Presently, there are 8 million Muslims surrounded by over 900,000 Indian troops who have been locked in for 91 days. All forms of communication, travel, transport and trade are halted. Telephone lines were temporarily opened only two weeks ago, allowing Kashmiris to talk to their loved ones inside and outside of the territory for the first time in many months. There are talks of as many as 15,000 young men ‘lifted’ in the middle of the night and taken to jails, often hundreds of miles away, and without the knowledge of their families. Young men who resist on the streets face being pelleted, and then they are searched, and those found with marks on them are not treated but whisked away to faraway jails. Medical supplies have been dramatically reduced, and the economy has suffered drastically as the main markets remain shut and transport is unavailable. Traders, workers, travellers have all lost opportunities. The Indian government now wants to shut down seven departments in Jammu and Kashmir (Information Commission, Consumer Disputes Redressal Commission, Electricity Regulatory Commission, Commission for Protection of Women and Child Rights, Human Rights Commission, Commission for Persons with Disabilities and State Accountability Commission). There seems to be a concerted effort to break the will of the Kashmiris who have continued to face the tragedies of occupation for over 70 years.

"The voices of Kashmiris are almost without representation"
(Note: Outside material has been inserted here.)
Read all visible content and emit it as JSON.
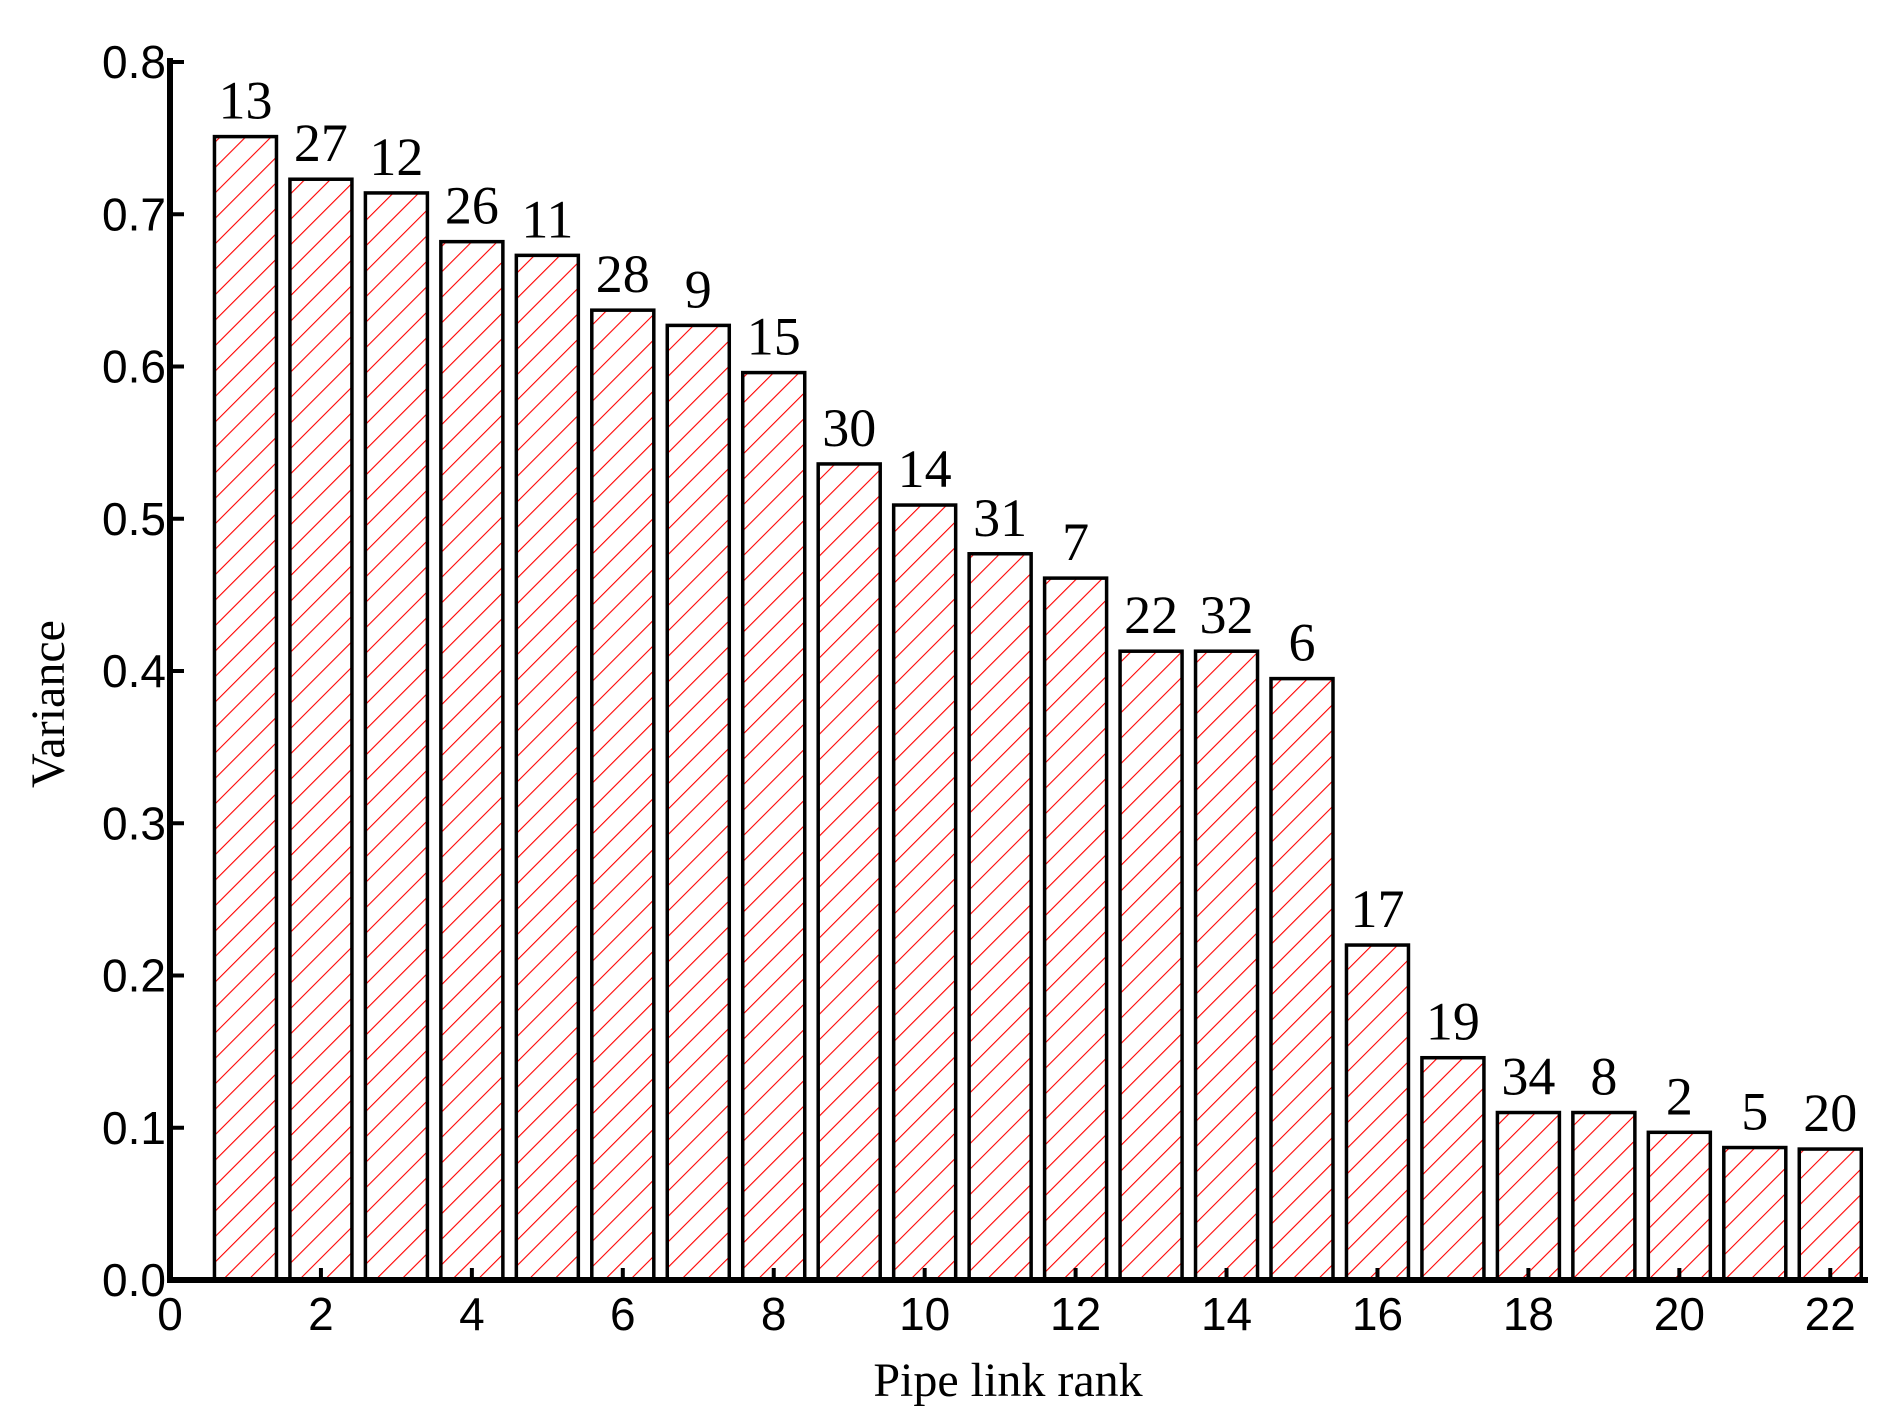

The tensions in the region are also affecting Kashmiris in the diaspora. The recent visit by ‘Howdy Modi’ to the US illustrates the extent of Indian influence there. Nearer home, the UK has the largest expat community of Kashmiris in the world. There are approximately three-quarters of a million Azad Kashmiris across the country, with concentrations in the Midlands and in the south. But there are approximately 500 Kashmiri families in the UK. The vast majority of the British Azad Kashmiris herald from Mirpur. They were originally displaced in the 1960s due to the building of Mangla Dam, which submerged over 200 villages and hence moved many, with a significant number coming to the UK as part of the chain migration processes of the time. However, many of these Mirpuris are not recognised as Kashmiris, being reminded that they are Pakistani. However, a number of Azad Kashmiris reject the title of Pakistani. They argue that Pakistan has done little or nothing for the Azad Kashmiris in reality. They are therefore many Kashmiris caught between different identities. Political demonstrations in relation to the recent events in Kashmir in the major cities of the UK often become a stage for some to focus on the idea that it is a conflict between India and Pakistan, further silencing the voice of the Kashmiris.

Within not only the region itself but also elsewhere across the world the voices of Kashmiris are almost without representation. It appears that the only real way to resolve this matter is for the right to self-determination of the Kashmiris. They must determine their future independently of the interests of both neighbours. However, this is a long way from occurring unless the fair-minded of the world appreciate the tragedies of the reality of Kashmir for what it is, on its own terms. If these nations dramatically diminished spending on defence and security, more could be put into education, trust and peacebuilding between neighbours, all of which were underpinned by economic and cultural interdependency that was the hallmark of a greater India before the beginning of the colonial interests of divide and rule – a legacy that continues to this day.